Dahlia looked away from him. Everything had gone wrong, and people were dying. She didn’t engage in firefights or assassinations. “I think I’m in the wrong business,” she admitted as she walked beside him.

Nicolas set the pace, a casual stroll. He knew the importance of blending in, of becoming what people expected to see. In the early morning hours just before dawn, street cleaners, deliverymen, and police officers would be out. With the shoot-out between military and unknown assailants, the Quarter would be buzzing with more activity and curious people than usual at such an hour. The French Quarter was a small place, and word of the firefight would spread fast. There would be so many rumors, no one would be able to sort them out for weeks.

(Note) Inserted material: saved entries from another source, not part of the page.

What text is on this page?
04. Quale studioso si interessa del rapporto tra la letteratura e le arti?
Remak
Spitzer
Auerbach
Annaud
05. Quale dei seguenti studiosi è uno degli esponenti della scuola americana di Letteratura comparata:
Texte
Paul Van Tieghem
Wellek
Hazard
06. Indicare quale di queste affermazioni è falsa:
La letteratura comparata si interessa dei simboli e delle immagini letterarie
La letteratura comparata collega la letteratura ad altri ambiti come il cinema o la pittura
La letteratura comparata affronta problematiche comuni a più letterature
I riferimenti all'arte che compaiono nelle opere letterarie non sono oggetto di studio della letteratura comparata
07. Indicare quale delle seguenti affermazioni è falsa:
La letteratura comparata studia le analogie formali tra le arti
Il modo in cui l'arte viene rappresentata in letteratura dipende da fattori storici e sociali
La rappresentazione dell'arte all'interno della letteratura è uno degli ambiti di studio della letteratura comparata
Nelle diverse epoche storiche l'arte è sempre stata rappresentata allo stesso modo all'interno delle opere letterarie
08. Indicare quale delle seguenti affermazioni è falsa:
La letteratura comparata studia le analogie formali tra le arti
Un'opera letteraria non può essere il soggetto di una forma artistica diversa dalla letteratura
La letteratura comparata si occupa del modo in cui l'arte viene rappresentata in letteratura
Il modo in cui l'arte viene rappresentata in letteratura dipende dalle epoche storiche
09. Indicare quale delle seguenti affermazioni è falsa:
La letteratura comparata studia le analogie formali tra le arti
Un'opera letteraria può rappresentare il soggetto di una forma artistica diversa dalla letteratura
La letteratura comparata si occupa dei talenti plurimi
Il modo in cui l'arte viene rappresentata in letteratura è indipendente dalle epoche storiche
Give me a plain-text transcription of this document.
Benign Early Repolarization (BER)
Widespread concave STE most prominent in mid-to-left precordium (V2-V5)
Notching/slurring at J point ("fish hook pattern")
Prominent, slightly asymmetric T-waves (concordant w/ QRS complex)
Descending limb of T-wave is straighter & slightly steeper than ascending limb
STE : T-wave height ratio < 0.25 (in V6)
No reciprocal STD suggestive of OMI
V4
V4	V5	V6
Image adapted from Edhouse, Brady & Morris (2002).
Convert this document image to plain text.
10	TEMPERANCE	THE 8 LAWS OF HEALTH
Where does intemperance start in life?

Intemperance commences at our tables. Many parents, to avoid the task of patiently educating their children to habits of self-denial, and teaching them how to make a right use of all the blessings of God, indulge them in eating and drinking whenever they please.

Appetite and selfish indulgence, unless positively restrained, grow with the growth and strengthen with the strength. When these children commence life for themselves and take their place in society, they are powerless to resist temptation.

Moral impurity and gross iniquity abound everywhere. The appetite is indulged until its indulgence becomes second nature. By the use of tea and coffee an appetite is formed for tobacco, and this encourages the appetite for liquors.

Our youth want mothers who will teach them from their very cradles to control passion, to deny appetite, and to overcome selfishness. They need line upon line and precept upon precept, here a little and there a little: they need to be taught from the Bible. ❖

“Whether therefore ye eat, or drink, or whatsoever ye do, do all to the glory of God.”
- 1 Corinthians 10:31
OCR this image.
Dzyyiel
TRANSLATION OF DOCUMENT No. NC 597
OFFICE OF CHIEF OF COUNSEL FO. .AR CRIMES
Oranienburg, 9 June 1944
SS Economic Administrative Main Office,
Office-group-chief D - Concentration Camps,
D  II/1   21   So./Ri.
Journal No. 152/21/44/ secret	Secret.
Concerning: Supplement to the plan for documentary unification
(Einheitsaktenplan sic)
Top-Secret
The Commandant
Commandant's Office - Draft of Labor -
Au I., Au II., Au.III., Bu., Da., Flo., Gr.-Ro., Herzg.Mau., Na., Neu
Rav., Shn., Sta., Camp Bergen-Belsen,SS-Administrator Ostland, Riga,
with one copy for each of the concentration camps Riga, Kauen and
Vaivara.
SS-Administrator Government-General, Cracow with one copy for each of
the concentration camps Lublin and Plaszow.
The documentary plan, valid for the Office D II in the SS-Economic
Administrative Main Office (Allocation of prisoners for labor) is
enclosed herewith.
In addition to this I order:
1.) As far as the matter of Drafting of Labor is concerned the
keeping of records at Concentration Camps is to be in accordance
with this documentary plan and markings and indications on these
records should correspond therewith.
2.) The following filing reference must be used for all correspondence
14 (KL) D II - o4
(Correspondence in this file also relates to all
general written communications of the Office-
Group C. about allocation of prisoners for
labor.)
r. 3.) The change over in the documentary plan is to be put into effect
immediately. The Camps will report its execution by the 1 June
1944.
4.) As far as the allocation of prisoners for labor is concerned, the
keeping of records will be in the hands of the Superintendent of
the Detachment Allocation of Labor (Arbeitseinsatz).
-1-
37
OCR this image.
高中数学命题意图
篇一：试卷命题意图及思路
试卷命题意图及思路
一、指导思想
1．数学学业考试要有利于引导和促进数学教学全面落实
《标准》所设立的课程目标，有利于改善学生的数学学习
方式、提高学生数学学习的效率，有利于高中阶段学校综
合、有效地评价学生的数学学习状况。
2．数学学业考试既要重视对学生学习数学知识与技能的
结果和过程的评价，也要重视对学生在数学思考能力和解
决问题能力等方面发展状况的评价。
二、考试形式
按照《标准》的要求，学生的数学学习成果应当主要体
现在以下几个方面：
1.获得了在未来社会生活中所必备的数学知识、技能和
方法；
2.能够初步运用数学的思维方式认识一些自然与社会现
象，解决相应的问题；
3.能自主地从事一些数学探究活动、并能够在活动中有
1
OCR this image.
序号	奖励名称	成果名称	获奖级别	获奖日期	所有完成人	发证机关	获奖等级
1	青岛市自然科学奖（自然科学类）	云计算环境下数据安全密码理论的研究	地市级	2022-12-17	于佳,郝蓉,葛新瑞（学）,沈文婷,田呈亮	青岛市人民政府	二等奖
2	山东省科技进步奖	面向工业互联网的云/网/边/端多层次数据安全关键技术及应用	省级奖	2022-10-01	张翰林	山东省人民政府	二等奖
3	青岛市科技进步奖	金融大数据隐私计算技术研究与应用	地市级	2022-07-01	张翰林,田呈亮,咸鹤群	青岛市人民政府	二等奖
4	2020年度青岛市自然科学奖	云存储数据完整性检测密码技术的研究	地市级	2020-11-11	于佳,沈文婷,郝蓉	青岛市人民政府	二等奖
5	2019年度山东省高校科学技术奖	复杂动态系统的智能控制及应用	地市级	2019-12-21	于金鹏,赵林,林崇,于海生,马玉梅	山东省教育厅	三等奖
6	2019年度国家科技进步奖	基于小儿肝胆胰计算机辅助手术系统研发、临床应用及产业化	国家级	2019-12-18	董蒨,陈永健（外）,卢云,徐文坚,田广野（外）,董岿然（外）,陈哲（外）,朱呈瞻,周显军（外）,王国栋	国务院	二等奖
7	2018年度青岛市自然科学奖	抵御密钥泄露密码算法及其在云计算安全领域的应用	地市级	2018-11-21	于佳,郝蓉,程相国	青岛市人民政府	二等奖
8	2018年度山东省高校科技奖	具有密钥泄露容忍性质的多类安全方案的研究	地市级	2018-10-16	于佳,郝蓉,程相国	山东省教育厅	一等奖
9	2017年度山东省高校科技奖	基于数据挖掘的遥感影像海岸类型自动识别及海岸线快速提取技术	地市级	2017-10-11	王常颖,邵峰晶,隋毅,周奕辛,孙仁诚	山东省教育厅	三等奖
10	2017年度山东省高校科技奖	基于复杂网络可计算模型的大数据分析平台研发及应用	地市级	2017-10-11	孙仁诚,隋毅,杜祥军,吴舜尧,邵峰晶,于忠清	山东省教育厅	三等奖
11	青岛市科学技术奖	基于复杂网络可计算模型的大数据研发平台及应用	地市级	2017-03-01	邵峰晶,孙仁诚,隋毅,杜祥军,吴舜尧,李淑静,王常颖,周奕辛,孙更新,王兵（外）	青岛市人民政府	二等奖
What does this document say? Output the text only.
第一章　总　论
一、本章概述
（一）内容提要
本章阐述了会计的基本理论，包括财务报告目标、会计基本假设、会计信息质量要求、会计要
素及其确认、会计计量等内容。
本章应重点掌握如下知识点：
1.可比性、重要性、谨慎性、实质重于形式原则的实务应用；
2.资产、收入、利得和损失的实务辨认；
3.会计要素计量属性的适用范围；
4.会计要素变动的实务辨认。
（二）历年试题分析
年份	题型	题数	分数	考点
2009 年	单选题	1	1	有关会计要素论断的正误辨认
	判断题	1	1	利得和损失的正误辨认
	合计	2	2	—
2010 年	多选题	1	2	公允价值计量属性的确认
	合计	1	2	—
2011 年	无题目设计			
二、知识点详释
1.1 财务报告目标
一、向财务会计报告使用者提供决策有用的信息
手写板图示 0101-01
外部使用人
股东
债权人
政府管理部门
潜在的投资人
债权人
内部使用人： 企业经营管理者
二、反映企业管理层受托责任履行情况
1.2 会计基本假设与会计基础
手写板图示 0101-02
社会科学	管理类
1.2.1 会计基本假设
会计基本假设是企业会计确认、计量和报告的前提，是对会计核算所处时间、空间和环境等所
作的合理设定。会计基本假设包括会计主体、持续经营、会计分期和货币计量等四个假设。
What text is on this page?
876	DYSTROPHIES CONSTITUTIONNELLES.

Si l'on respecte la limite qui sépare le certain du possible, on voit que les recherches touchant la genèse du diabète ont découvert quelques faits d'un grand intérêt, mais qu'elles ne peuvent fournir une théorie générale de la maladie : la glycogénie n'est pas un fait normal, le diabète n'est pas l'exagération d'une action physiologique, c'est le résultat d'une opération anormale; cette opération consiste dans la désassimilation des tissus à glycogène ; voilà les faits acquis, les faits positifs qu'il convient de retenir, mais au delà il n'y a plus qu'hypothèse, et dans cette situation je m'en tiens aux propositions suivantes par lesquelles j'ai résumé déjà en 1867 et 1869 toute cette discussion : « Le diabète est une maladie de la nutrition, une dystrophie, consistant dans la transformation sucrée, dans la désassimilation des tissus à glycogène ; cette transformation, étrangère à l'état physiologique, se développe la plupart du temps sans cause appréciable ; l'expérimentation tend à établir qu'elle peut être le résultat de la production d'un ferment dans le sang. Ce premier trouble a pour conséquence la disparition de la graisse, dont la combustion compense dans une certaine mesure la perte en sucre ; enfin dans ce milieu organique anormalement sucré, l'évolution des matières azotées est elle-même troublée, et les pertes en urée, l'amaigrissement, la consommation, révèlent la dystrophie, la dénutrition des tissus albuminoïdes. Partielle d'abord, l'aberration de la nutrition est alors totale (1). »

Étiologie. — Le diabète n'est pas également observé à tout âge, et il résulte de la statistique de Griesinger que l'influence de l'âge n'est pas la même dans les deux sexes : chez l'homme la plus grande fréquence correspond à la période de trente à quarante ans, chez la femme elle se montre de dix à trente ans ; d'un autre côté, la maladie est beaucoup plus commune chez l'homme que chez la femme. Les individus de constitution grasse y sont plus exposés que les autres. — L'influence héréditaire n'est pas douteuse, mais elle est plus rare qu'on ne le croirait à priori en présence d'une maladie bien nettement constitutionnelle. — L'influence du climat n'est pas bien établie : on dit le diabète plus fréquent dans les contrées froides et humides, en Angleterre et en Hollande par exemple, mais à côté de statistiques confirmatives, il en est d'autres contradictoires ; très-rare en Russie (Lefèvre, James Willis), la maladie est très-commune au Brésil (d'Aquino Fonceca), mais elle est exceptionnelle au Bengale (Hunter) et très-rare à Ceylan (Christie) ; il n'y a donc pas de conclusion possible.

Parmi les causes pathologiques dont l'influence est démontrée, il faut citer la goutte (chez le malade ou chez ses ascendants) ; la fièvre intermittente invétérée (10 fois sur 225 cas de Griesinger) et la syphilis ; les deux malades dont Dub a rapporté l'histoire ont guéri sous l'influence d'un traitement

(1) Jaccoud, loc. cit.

Dahlia concentrated on breathing in and out. She shut out the fact that at any moment the police might stop them and ask questions, or that a member of her own NCIS team or the killers might spot them. She tried to look like a woman out for a very early stroll with her lover. The idea of Nicolas being her lover was almost more than she could handle. He made her feel ultrafeminine, and no one in her life had ever managed to make her feel that way. She didn’t think much about being a woman. What was the point, when her body temperature was either too hot or too cold? And what would happen if they did try to have sex? Just kissing nearly caused the eruption of a volcano.

Soft laughter played down her spine, made her shiver with awareness. Nicolas brought her knuckles briefly to the warmth of his mouth. “You’re thinking things best left alone.”

“I know.” She was unrepentant. “But if all I have in my life is just thoughts, then I’m not going to waste the opportunity.” She was still fighting to breathe, to shake off the trembling and feeling of sickness. She didn’t want to talk, except maybe to hear the sound of his voice. She wanted to walk the streets of the French Quarter and just for that short time pretend she was normal. She wanted to have her dreams of the man walking beside her and not think about death and spies and men selling out their country for money. Mostly she didn’t want to think about energy and the effects on her body. She needed a nice peaceful place to hibernate in for a while.

Nicolas glanced down at the top of Dahlia’s bent head. He tightened his fingers around hers. She was withdrawing from her surroundings. He could feel the way she mentally pulled back, the way she went inside herself, behind the protective walls in her mind she’d built for herself.

Lily had been working with the GhostWalkers for some time to teach them ways to build barriers in their minds against the continual assault from everyday life. Until Lily had worked with the men Whitney had experimented on, they were all in various stages of dysfunction. Dahlia had managed to find a much more flimsy version of a barrier, but she’d done it on her own.

Nicolas never minded silences. At times he needed silence nearly as much as he needed solitude and to be outdoors surrounded by nature. Finding that Dahlia was very similar made him surprisingly happy and at peace, even in the midst of their situation. As they crossed the street, he could see the police cars up and down the block where the condo was. He leaned down. “Your enemies have someone watching all this. We need to spot him before he spots us.”